Let’s explore a real-world example, a common use case tackling the challenge of collecting and analyzing data from a Web-based application that aggregates data from many users. In order for this type of application to handle data input from thousands or even millions of users at a time, it must be highly available. Whatever database is used, the primary design goal of the data collection layer is that it can handle input without becoming too slow or unresponsive. In this case, a key–value data store, examples of which include MongoDB, Redis, Amazon’s DynamoDB, and Google’s Google Cloud Datastore, might be the best solution.
Although this data is constantly streaming in and always being updated, it’s useful to have a cache, or a source of truth. This cache may be less performant, and perhaps only needs to be updated at intervals, but it should provide consistent data when required.
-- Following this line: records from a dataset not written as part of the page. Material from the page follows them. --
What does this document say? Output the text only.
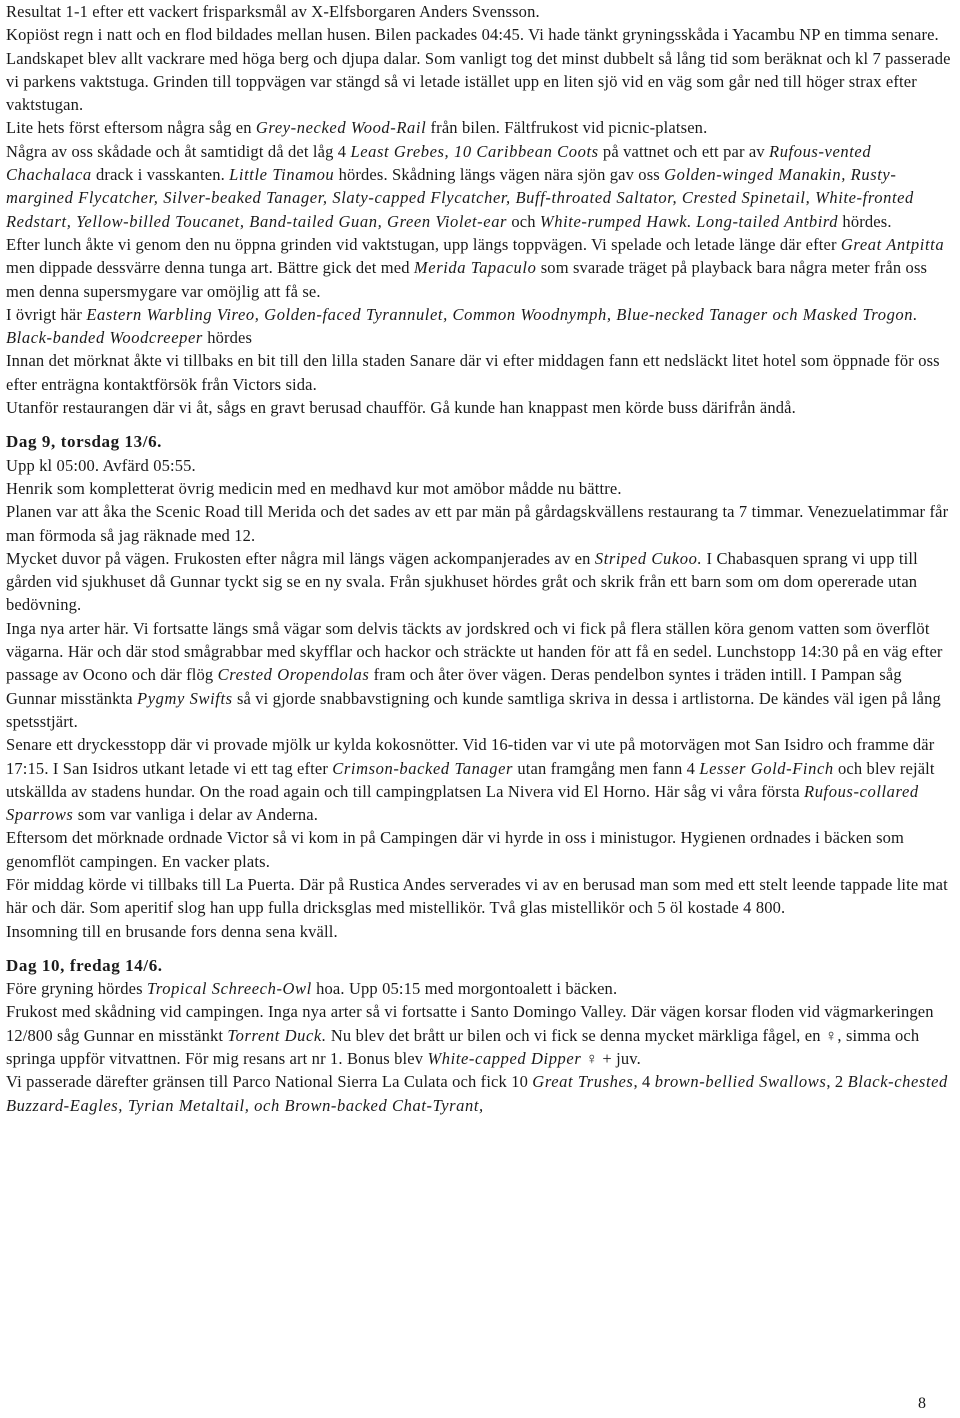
Resultat 1-1 efter ett vackert frisparksmål av X-Elfsborgaren Anders Svensson.

Kopiöst regn i natt och en flod bildades mellan husen. Bilen packades 04:45. Vi hade tänkt gryningsskåda i Yacambu NP en timma senare. Landskapet blev allt vackrare med höga berg och djupa dalar. Som vanligt tog det minst dubbelt så lång tid som beräknat och kl 7 passerade vi parkens vaktstuga. Grinden till toppvägen var stängd så vi letade istället upp en liten sjö vid en väg som går ned till höger strax efter vaktstugan.

Lite hets först eftersom några såg en Grey-necked Wood-Rail från bilen. Fältfrukost vid picnic-platsen.

Några av oss skådade och åt samtidigt då det låg 4 Least Grebes, 10 Caribbean Coots på vattnet och ett par av Rufous-vented Chachalaca drack i vasskanten. Little Tinamou hördes. Skådning längs vägen nära sjön gav oss Golden-winged Manakin, Rusty-margined Flycatcher, Silver-beaked Tanager, Slaty-capped Flycatcher, Buff-throated Saltator, Crested Spinetail, White-fronted Redstart, Yellow-billed Toucanet, Band-tailed Guan, Green Violet-ear och White-rumped Hawk. Long-tailed Antbird hördes.

Efter lunch åkte vi genom den nu öppna grinden vid vaktstugan, upp längs toppvägen. Vi spelade och letade länge där efter Great Antpitta men dippade dessvärre denna tunga art. Bättre gick det med Merida Tapaculo som svarade träget på playback bara några meter från oss men denna supersmygare var omöjlig att få se.

I övrigt här Eastern Warbling Vireo, Golden-faced Tyrannulet, Common Woodnymph, Blue-necked Tanager och Masked Trogon. Black-banded Woodcreeper hördes

Innan det mörknat åkte vi tillbaks en bit till den lilla staden Sanare där vi efter middagen fann ett nedsläckt litet hotel som öppnade för oss efter enträgna kontaktförsök från Victors sida.

Utanför restaurangen där vi åt, sågs en gravt berusad chaufför. Gå kunde han knappast men körde buss därifrån ändå.

Dag 9, torsdag 13/6.

Upp kl 05:00. Avfärd 05:55.

Henrik som kompletterat övrig medicin med en medhavd kur mot amöbor mådde nu bättre.

Planen var att åka the Scenic Road till Merida och det sades av ett par män på gårdagskvällens restaurang ta 7 timmar. Venezuelatimmar får man förmoda så jag räknade med 12.

Mycket duvor på vägen. Frukosten efter några mil längs vägen ackompanjerades av en Striped Cukoo. I Chabasquen sprang vi upp till gården vid sjukhuset då Gunnar tyckt sig se en ny svala. Från sjukhuset hördes gråt och skrik från ett barn som om dom opererade utan bedövning.

Inga nya arter här. Vi fortsatte längs små vägar som delvis täckts av jordskred och vi fick på flera ställen köra genom vatten som överflöt vägarna. Här och där stod smågrabbar med skyfflar och hackor och sträckte ut handen för att få en sedel. Lunchstopp 14:30 på en väg efter passage av Ocono och där flög Crested Oropendolas fram och åter över vägen. Deras pendelbon syntes i träden intill. I Pampan såg Gunnar misstänkta Pygmy Swifts så vi gjorde snabbavstigning och kunde samtliga skriva in dessa i artlistorna. De kändes väl igen på lång spetsstjärt.

Senare ett dryckesstopp där vi provade mjölk ur kylda kokosnötter. Vid 16-tiden var vi ute på motorvägen mot San Isidro och framme där 17:15. I San Isidros utkant letade vi ett tag efter Crimson-backed Tanager utan framgång men fann 4 Lesser Gold-Finch och blev rejält utskällda av stadens hundar. On the road again och till campingplatsen La Nivera vid El Horno. Här såg vi våra första Rufous-collared Sparrows som var vanliga i delar av Anderna.

Eftersom det mörknade ordnade Victor så vi kom in på Campingen där vi hyrde in oss i ministugor. Hygienen ordnades i bäcken som genomflöt campingen. En vacker plats.

För middag körde vi tillbaks till La Puerta. Där på Rustica Andes serverades vi av en berusad man som med ett stelt leende tappade lite mat här och där. Som aperitif slog han upp fulla dricksglas med mistellikör. Två glas mistellikör och 5 öl kostade 4 800.

Insomning till en brusande fors denna sena kväll.

Dag 10, fredag 14/6.

Före gryning hördes Tropical Schreech-Owl hoa. Upp 05:15 med morgontoalett i bäcken.

Frukost med skådning vid campingen. Inga nya arter så vi fortsatte i Santo Domingo Valley. Där vägen korsar floden vid vägmarkeringen 12/800 såg Gunnar en misstänkt Torrent Duck. Nu blev det brått ur bilen och vi fick se denna mycket märkliga fågel, en ♀, simma och springa uppför vitvattnen. För mig resans art nr 1. Bonus blev White-capped Dipper ♀ + juv.

Vi passerade därefter gränsen till Parco National Sierra La Culata och fick 10 Great Trushes, 4 brown-bellied Swallows, 2 Black-chested Buzzard-Eagles, Tyrian Metaltail, och Brown-backed Chat-Tyrant,

8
This layer could also be used to provide data snapshots in formats that provide interoperability with other data software or visualization systems. This caching layer might be flat files in a scalable, cloud-based storage solution, or it could be a relational database backend. In some cases, developers have built the collection layer and the cache from the same software. In other cases, this layer can be made with a hybrid of relational and nonrelational database management systems.
Finally, in an application like this, it’s important to provide a mechanism to ask aggregate questions about the data. Software that provides quick, near-real-time analysis of huge amounts of data is often designed very differently from databases that are designed to collect data from thousands of users over a network.
In between these different stages in the data pipeline is the possibility that data needs to be transformed. For example, data collected from a Web frontend may need to be converted into XML files in order to be interoperable with another piece of software. Or this data may need to be transformed into JSON or a data serialization format, such as Thrift, to make moving the data as efficient as possible. In large-scale data systems, transformations are often too slow to take place on a single machine. As in the case of scalable database software, transformations are often best implemented using distributed computing frameworks, such as Hadoop.
In the Era of Big Data Trade-Offs, building a system data lifecycle that can scale to massive amounts of data requires specialized software for different parts of the pipeline.